Democracy is failing in America for one reason: “We the people” aren’t participating in this government “of the people.” We’ve lost faith in our ability to influence results. We deputize representatives to govern for us and – guess what? – unsupervised these supposed public servants turn greedy miscreants. How many politicians resent and evade public scrutiny except at election time, when they scheme to keep their jobs with well-orchestrated lies. How many noisy (small d) democrats are wannabe autocrats. Just bamboozle their supporters and all will be well.

Don’t let the surge of enthusiasm for the Harris-Walz candidacy console you, that we the people see the light when push comes to shove. Yes, we seem to be awakening from our decade-long grumpy political torpor; yes, Harris and Walz seem to be real-deal small-d democrats committed to doing their best for all; but still, some forty percent of Americans favor a proven huckster thug to lead them (who’s bonkers to boot). Support for Trump indicts today’s democracy, just as support for Hitler discredited the Weimar Republic.
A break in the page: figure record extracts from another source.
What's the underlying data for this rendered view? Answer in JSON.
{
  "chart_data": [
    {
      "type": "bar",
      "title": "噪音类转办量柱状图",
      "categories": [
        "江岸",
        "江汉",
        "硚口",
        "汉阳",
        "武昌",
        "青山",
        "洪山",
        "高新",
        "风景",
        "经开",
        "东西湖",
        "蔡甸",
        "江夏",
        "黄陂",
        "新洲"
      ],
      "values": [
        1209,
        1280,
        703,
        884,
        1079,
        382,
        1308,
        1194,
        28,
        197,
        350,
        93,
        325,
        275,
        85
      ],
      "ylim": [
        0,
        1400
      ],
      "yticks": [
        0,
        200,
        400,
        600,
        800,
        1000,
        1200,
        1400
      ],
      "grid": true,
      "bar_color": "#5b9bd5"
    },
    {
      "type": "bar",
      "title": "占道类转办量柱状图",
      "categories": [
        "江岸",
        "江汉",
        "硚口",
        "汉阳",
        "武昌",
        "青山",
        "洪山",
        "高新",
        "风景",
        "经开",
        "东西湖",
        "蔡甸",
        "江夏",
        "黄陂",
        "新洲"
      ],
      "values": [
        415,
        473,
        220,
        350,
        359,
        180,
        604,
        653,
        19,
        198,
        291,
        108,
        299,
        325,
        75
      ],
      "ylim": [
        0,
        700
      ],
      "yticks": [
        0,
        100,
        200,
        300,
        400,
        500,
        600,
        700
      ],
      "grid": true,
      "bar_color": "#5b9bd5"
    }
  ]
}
If this mendacious mischievous monarchical sleazebag is a suitable captain for our ship of state, democracy isn’t seaworthy and we should board some safer vessel.
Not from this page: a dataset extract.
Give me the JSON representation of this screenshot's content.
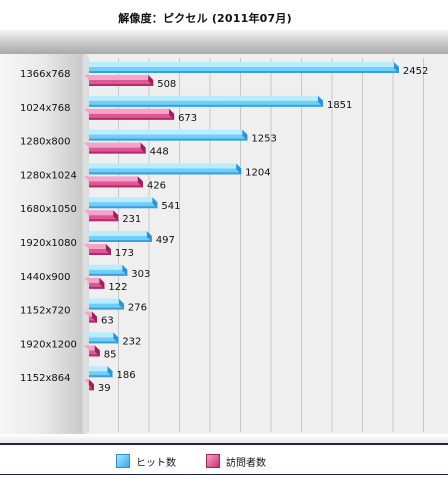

How to fix democracy? Make “we the people” believe we matter. Make self-governance an exciting chance, not a tiresome chore. Force plutocrats to behave like pluralists not puppeteers. Insist on truth in public discourse. Make every vote count, not just a handful in Nevada or Georgia (go, Georgia!). Make voting fair and feasible. Institute universal conscription so all learn to serve.  Resist, wherever it pops up (and it pops up everywhere), the tyranny of the minority. Publicize the benefits of America, to counteract its detractors: celebrate our luck, not just bemoan our lack. Purge politics of money: public service should not mean (please note, Justice Thomas) self-service.

I could go on – but you get the idea. Pie in the sky, you say? Fat chance?
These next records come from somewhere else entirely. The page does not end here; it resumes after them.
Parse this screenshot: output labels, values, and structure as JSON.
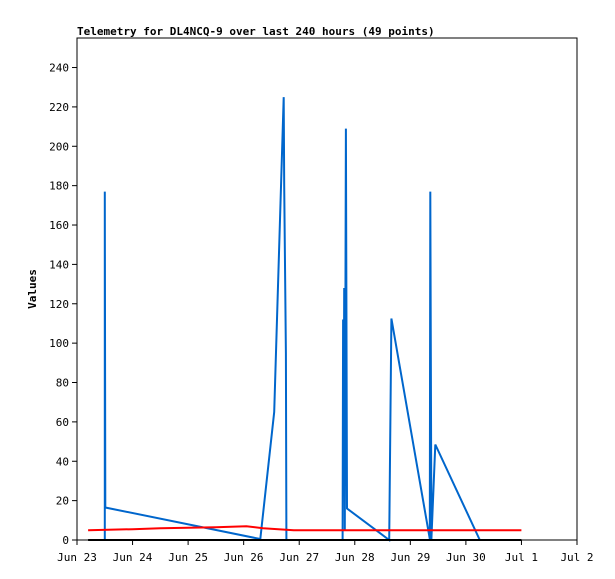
{
  "chart_data": {
    "type": "line",
    "title": "Telemetry for DL4NCQ-9 over last 240 hours (49 points)",
    "xlabel": "",
    "ylabel": "Values",
    "x_ticks": [
      "Jun 23",
      "Jun 24",
      "Jun 25",
      "Jun 26",
      "Jun 27",
      "Jun 28",
      "Jun 29",
      "Jun 30",
      "Jul 1",
      "Jul 2"
    ],
    "xlim": [
      0,
      9
    ],
    "ylim": [
      0,
      255
    ],
    "y_ticks": [
      0,
      20,
      40,
      60,
      80,
      100,
      120,
      140,
      160,
      180,
      200,
      220,
      240
    ],
    "grid": false,
    "legend": "none",
    "series": [
      {
        "color": "#0066cc",
        "points": [
          [
            0.5,
            0
          ],
          [
            0.5,
            177
          ],
          [
            0.51,
            16.5
          ],
          [
            3.3,
            0.5
          ],
          [
            3.55,
            65
          ],
          [
            3.72,
            225
          ],
          [
            3.73,
            180
          ],
          [
            3.76,
            95
          ],
          [
            3.77,
            0
          ],
          [
            4.78,
            0
          ],
          [
            4.79,
            112
          ],
          [
            4.8,
            45
          ],
          [
            4.81,
            128
          ],
          [
            4.82,
            5
          ],
          [
            4.84,
            209
          ],
          [
            4.86,
            16
          ],
          [
            5.62,
            0
          ],
          [
            5.66,
            112.5
          ],
          [
            6.35,
            0.5
          ],
          [
            6.36,
            177
          ],
          [
            6.38,
            0.5
          ],
          [
            6.45,
            48.5
          ],
          [
            7.25,
            0
          ]
        ]
      },
      {
        "color": "#ff0000",
        "points": [
          [
            0.2,
            5
          ],
          [
            1.0,
            5.5
          ],
          [
            1.5,
            6
          ],
          [
            2.5,
            6.5
          ],
          [
            3.05,
            7
          ],
          [
            3.35,
            6
          ],
          [
            3.9,
            5
          ],
          [
            8.0,
            5
          ]
        ]
      },
      {
        "color": "#000000",
        "points": [
          [
            0.2,
            0
          ],
          [
            8.0,
            0
          ]
        ]
      }
    ]
  }
}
Granted, the swine who swill at the American trough – billionaires and their minions – will oppose any abatement of their advantages. But the whole idea of democracy is that we the people get to design our own government. There’s nothing that can’t be done if we the people insist. The dead hand of precedent should be impotent against the popular will. To fix democracy we must, first, recognize it needs fixing, and then, get to work on this heroic project.

Perhaps the most exciting data-points of this exciting hour are the number of new contributors to political campaigns – many of them younger voters and minorities – and the increases in voter registration among the same crowd. It’s as if, with the sudden Harris ascendancy, an alarm bell ejected indifferent and cynical Americans from their settled dread. Hurray. But the Italians have a saying, “Una rondine non fa primavera – One swallow doesn’t make it spring.” Neither does one vote – or one Act Blue contribution – repair democracy. We must, first, trounce the plutocrats and their stooges November Fifth, gaining power enough to effect vital change (and yes, I said “trounce”). Then we must begin the work of reshaping democracy to do what we the people seek, not succumb like galley-slaves, doing what we’re told.

Possible? Yes. Easy? Hardly. Nothing worthwhile is.